I also asked Rose about his approach which creates mixed-income housing in such wide bands (from homeless to 130% of median income) contributed to better communities.”The fascinating work of Raj Chetty and his Opportunity Insights project indicates that when children move at young ages from neighborhoods of concentrated poverty to middle-income neighborhoods, they have better life outcomes. Fraser and Nelson have shown that mixed-income housing is associated with reductions in crime and overall increases in neighborhood safety. More recently, Chyn has suggested that some of the earlier research may have understated the positive effects of improved income neighborhoods on children’s life chances, particularly with respect to fewer violent crime arrests and lower school dropout rates. However, more research is needed in this area,” said Rose.

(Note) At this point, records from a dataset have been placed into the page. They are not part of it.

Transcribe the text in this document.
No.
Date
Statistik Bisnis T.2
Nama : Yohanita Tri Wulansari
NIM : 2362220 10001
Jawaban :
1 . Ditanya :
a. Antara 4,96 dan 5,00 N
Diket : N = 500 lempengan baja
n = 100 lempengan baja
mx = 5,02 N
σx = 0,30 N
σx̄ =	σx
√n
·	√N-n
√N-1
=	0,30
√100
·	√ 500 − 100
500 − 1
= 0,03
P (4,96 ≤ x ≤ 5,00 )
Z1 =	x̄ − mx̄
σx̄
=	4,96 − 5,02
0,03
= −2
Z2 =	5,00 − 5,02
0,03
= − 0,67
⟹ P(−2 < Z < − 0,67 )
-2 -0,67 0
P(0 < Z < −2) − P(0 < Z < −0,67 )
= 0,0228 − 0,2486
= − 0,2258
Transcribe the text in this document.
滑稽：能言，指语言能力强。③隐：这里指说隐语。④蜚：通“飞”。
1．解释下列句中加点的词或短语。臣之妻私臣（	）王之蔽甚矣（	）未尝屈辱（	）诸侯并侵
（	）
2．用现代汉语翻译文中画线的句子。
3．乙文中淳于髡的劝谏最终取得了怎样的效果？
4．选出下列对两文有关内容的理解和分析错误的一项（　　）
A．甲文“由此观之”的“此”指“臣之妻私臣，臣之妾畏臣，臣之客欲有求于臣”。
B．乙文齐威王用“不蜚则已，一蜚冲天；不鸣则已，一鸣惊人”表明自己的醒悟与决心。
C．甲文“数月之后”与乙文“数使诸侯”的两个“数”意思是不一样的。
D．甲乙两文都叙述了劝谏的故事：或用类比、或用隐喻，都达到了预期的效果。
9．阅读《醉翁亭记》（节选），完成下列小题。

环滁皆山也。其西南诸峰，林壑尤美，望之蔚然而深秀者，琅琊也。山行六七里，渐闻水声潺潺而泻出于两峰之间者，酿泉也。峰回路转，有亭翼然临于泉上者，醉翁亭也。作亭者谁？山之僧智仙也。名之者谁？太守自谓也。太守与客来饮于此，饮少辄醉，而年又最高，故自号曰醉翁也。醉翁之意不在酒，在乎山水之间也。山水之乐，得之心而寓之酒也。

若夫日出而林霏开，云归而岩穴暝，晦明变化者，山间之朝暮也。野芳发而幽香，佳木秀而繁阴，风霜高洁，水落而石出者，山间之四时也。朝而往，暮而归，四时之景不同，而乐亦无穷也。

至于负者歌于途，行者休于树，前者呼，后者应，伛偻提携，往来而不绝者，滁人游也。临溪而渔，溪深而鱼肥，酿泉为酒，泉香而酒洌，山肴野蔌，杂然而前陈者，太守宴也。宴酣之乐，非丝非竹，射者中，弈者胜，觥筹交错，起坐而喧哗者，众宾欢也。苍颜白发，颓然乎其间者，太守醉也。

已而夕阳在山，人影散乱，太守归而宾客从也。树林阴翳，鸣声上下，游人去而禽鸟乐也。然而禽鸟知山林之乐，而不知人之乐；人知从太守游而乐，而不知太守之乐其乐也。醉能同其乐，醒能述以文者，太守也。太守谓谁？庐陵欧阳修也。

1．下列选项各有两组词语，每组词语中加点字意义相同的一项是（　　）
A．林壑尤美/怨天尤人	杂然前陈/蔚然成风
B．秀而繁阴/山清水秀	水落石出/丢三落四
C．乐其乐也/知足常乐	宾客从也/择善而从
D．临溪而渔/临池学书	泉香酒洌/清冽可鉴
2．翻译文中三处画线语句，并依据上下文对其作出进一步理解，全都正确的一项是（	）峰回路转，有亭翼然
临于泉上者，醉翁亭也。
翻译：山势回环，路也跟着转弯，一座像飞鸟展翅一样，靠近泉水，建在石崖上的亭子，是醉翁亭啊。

Rose also has strategies in place to tackle the thorny issue of gentrification. “We very much believe that improved neighborhoods, better schools, safer streets, and healthier environments are better for long-term residents. The key is to give existing residents an affordable stake in neighborhood improvement. We have three strategies to do this. To buy, preserve and improve existing affordable housing; to develop new affordable and mixed-income housing to increase the supply in improving neighborhoods; and the third, through our New Markets Tax Credit unit, is to invest in projects that create or bring excellent local jobs to communities,” replied Rose. Finally, I asked him what he was most excited about in terms of social innovation when it comes to housing? “Expanding our residents’ opportunity by creating facilities and bringing in programs for onsite health care, access to affordable healthy food, exercise, after school and life-long education, arts and culture and more, and figuring out how to measure the individual, building and neighborhood benefits of this work.” An ambitious vision but one if replicated across the United States could have profound consequences on how cities could help communities thrive.